Adevinta ASA (ADEA/ADEB) – New articles of association and board authorisation registered, Published 24/10/2019 03:08:59

Oslo, 24 October 2019

Reference is made to the stock exchange announcement earlier today by Adevinta ASA (the “Company”) regarding the resolution by the Extraordinary General Meeting to collapse the Company’s two share classes by way of changing the articles of association.

In the same Extraordinary General Meeting, the Board of Directors was authorised to issue new shares in the Company.

The new and amended articles of association of the Company and the board authorisations have now been registered with the Norwegian Register of Business Enterprises (Nw. Foretaksregisteret).

This information is subject to the disclosure requirements pursuant to Section 5-12 of the Norwegian Securities Trading Act.

About Adevinta ASA:

Adevinta ASA is the biggest marketplace specialist in Europe. We help our local digital marketplaces thrive through global connections and networks of knowledge. Our marketplaces unlock the full value in every person, place and thing – helping local communities prosper and leaving a positive footprint on the world.

For more information on Adevinta ASA please visit:

www.adevinta.com/

For further information, please contact:

Jo Christian Steigedal

Investor Relations

E-mail: ir@adevinta.com

IMPORTANT NOTICE TO U.S. SHAREHOLDERS

The share collapse and rights issue described in this document involve securities of a foreign company.

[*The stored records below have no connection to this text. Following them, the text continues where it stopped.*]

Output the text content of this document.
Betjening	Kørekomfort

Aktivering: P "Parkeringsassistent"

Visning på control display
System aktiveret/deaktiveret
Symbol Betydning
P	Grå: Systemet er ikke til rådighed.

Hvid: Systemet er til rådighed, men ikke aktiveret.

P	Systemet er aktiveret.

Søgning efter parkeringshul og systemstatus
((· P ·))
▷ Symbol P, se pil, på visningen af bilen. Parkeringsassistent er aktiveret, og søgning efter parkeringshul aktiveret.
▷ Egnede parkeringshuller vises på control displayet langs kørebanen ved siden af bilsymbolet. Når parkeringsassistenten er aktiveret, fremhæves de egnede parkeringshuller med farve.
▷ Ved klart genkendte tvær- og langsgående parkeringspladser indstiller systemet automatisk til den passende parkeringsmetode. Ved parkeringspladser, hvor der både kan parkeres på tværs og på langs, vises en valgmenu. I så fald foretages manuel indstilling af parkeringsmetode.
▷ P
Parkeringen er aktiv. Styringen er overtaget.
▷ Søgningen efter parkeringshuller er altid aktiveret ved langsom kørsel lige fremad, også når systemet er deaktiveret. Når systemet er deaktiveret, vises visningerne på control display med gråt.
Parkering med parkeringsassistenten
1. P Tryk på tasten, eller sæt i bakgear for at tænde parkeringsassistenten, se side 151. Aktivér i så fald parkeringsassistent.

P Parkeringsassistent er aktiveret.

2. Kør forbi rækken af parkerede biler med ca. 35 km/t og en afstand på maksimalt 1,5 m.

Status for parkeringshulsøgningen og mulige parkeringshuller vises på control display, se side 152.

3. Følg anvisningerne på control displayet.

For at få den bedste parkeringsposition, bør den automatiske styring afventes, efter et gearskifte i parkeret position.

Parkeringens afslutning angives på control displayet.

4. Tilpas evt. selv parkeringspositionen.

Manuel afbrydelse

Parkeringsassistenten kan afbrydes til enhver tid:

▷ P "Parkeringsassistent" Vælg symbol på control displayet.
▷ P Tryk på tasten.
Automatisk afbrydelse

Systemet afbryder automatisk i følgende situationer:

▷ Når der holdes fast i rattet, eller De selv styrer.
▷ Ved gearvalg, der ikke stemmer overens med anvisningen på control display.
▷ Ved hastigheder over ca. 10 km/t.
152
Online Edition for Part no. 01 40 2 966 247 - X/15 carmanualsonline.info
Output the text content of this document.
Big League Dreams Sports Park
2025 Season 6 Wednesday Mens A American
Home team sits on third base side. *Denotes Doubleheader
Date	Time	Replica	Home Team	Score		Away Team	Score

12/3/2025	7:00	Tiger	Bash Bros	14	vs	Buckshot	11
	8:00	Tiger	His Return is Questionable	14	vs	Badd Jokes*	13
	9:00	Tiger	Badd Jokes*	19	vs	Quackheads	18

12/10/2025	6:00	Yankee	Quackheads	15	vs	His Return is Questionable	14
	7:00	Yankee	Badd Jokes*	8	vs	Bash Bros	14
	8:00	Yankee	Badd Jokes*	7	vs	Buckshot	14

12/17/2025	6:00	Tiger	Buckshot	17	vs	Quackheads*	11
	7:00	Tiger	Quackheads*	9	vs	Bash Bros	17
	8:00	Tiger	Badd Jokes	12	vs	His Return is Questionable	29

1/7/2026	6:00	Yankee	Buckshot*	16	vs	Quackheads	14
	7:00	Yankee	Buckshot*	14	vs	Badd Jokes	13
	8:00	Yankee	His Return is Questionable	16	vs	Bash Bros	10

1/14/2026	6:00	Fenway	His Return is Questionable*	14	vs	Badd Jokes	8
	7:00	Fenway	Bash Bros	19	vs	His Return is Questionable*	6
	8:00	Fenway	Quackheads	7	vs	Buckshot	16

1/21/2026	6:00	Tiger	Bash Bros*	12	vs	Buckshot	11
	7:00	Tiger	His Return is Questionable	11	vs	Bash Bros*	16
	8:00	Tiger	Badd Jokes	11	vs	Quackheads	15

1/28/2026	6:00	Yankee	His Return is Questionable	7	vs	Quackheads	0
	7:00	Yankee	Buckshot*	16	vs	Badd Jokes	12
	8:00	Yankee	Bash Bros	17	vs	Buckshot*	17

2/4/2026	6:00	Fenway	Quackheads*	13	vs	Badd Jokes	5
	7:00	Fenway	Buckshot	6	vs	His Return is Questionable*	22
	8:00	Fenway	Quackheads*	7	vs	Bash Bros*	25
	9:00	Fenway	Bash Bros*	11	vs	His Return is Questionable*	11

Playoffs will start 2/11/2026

The share collapse and rights issue are subject to disclosure requirements of a foreign country that are different from those of the United States.

It may be difficult for you to enforce your rights and any claim you may have arising under the federal securities laws, since the Company is located in a foreign country, and some or all of its officers and directors may be residents of a foreign country. You may not be able to sue a foreign company or its officers or directors in a foreign court for violations of the U.S. securities laws. It may be difficult to compel a foreign company and its affiliates to subject themselves to a U.S. court’s judgment.